Small-dimensional normed barrelled spaces
Will Brian, Christopher Stuart
Abstract
We prove that every separable Banach space has a barrelled subspace with algebraic dimension $\mathrm{non}(\mathcal M)$, which denotes the smallest cardinality of a non-meager subset of $\mathbb R$. This strengthens a theorem of Sobota.
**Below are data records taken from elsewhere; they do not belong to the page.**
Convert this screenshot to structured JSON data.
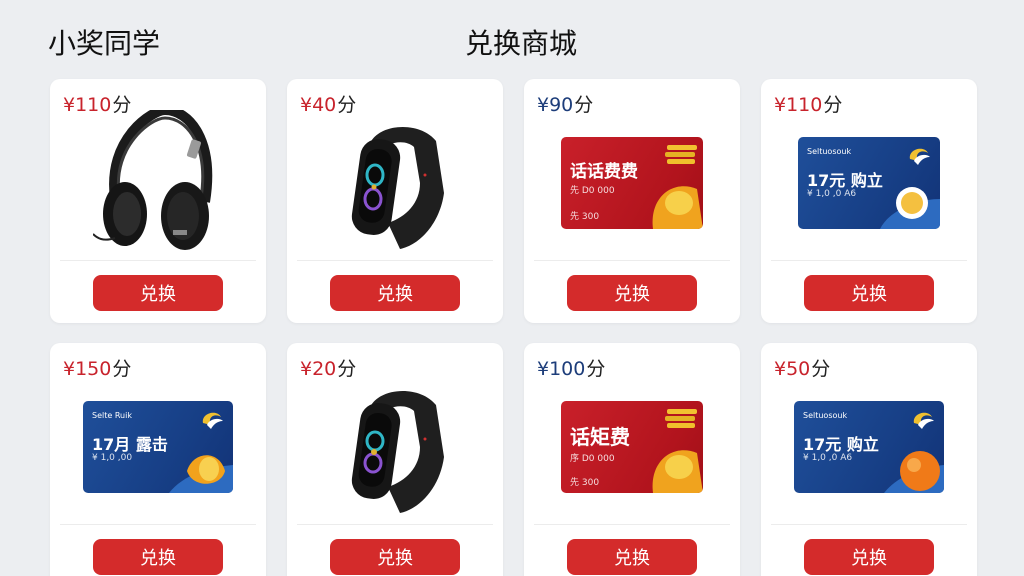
{
  "header": {
    "user_name": "小奖同学",
    "title": "兑换商城"
  },
  "products": [
    {
      "price": "¥110",
      "unit": "分",
      "image": "headphones",
      "button": "兑换"
    },
    {
      "price": "¥40",
      "unit": "分",
      "image": "fitness-band",
      "button": "兑换"
    },
    {
      "price": "¥90",
      "unit": "分",
      "image": "red-phone-card",
      "button": "兑换",
      "card": {
        "title": "话话费费",
        "line1": "先 D0 000",
        "line2": "先 300"
      }
    },
    {
      "price": "¥110",
      "unit": "分",
      "image": "blue-voucher-card",
      "button": "兑换",
      "card": {
        "top": "Seltuosouk",
        "title": "17元 购立",
        "line1": "¥ 1,0 ,0 A6"
      }
    },
    {
      "price": "¥150",
      "unit": "分",
      "image": "blue-voucher-card",
      "button": "兑换",
      "card": {
        "top": "Selte Ruik",
        "title": "17月 露击",
        "line1": "¥ 1,0 ,00"
      }
    },
    {
      "price": "¥20",
      "unit": "分",
      "image": "fitness-band",
      "button": "兑换"
    },
    {
      "price": "¥100",
      "unit": "分",
      "image": "red-phone-card",
      "button": "兑换",
      "card": {
        "title": "话矩费",
        "line1": "序 D0 000",
        "line2": "先 300"
      }
    },
    {
      "price": "¥50",
      "unit": "分",
      "image": "blue-voucher-card",
      "button": "兑换",
      "card": {
        "top": "Seltuosouk",
        "title": "17元 购立",
        "line1": "¥ 1,0 ,0 A6"
      }
    }
  ],
  "colors": {
    "accent": "#d42b2b",
    "price_red": "#c8232c",
    "price_blue": "#1d3d7a"
  }
}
More generally, we prove that every Banach space with density character $κ$ contains a barrelled subspace with algebraic dimension $\mathrm{cf}[κ]^ω\cdot \mathrm{non}(\mathcal M)$, and in particular it is consistent with $\mathsf{ZFC}$ that every Banach space with density character $<\!\mathfrak{c}$ has a barrelled subspace with dimension $<\!\mathfrak{c}$. We also prove that if the dual of a Banach space contains either $c_0$ or $\ell^p$ for some $p \geq 1$, then that space does not have a barrelled subspace with dimension $<\!\mathrm{cov}(\mathcal N)$, which denotes the smallest cardinality of a collection of Lebesgue null sets covering $\mathbb R$. In particular, it is consistent with $\mathsf{ZFC}$ that no classical Banach spaces contain barrelled subspaces with dimension $\mathfrak{b}$. This partly answers a question of Sánchez Ruiz and Saxon.